The combative chief executive of the world’s second largest gold mining group expects gold and copper prices to rise, lifting mining stocks.

His comments mark a step forward in the serial trader’s M&A rhetoric after he downplayed the need to counter the $19.5 billion non-binding bid by the world’s largest gold company Newmont for Australia’s Newcrest.

He added that the group has had the “luxury of picking and choosing merger and acquisition opportunities” after improving operations following the Randgold acquisition five years ago and a four-year effort to build a strong exploration team.

“Because of our large exploration footprint in all potential tier-one gold and copper jurisdictions, we have our geologists on the front lines. We have a much better understanding of M&A activity than most of our colleagues,” he said.

Newcrest has granted industry leader Newmont an exclusivity period to conduct due diligence which ends next Thursday.

Bristow put aside concerns about the deals at a time when the price of gold, which, at more than $2,000 per troy ounce, is nearing an all-time high.

Copper assets are hotly coveted by many mining companies amid estimated demand growth due to a shift to electric cars, wind farms and transmission cables, though prices have fallen since January on a disappointing rebound in China.

Bristow said that “there is significant upside risk to the price of gold and the price of copper” due to reduced supply for both and threats to US dollar strength, as well as central bank moves to diversify your reserves by holding gold instead of the greenback for the precious metal.

Mark Bristow, managing director of Barrick Gold
Mark Bristow, Chief Executive Officer of Barrick Gold: “We have a much better understanding of M&A activity than most of our peers” © Dwayne Senior/Bloomberg

Even so, Bristow has ruled out bids for Canadian miner Teck Resources’ base metals business at this stage, which could be spun off. Teck Resources was the target of a $23 billion hostile bid by London-listed Glencore.

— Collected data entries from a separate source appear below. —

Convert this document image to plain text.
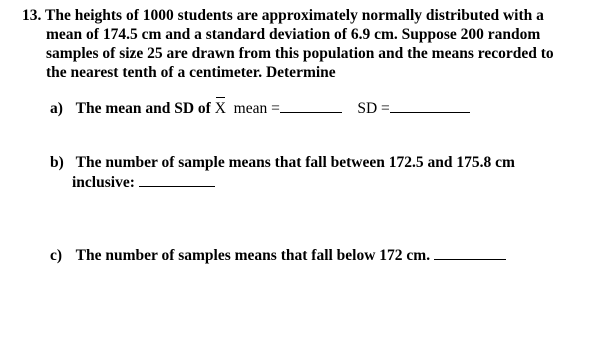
13. The heights of 1000 students are approximately normally distributed with a
mean of 174.5 cm and a standard deviation of 6.9 cm. Suppose 200 random
samples of size 25 are drawn from this population and the means recorded to
the nearest tenth of a centimeter. Determine
a) The mean and SD of X mean =	SD =
b) The number of sample means that fall between 172.5 and 175.8 cm
inclusive:
c) The number of samples means that fall below 172 cm.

In the markets, copper prices have fallen nearly 10% to around $8,500 a ton since January as optimism about China’s easing of anti-Covid policies faded.

However, mining executives and traders warn that historically low inventory levels increase the risk of higher prices later in the year.

In the case of gold, the sector is seen as ripe for consolidation because it is relatively fragmented and companies have fallen on hard times in the past due to investment decisions.

Barrick’s gold production fell to 952,000 ounces in the first quarter, down from 990,000 a year ago, due to scheduled maintenance at its processing plant for its string of gold mines in Nevada and l start of the commissioning of the plant in Pueblo Viejo in the Dominican Republic. That helped bring adjusted net income down by nearly half to $247 million.

Barrick is looking to grow its copper business by developing Reko Diq in Pakistan’s Balochistan province, which borders Afghanistan, while focusing on exploration in the Americas, Saudi Arabia and Egypt.

It reached an agreement in late March to reopen the Porgera mine in Papua New Guinea, where production has been suspended since 2020 after a dispute with the government.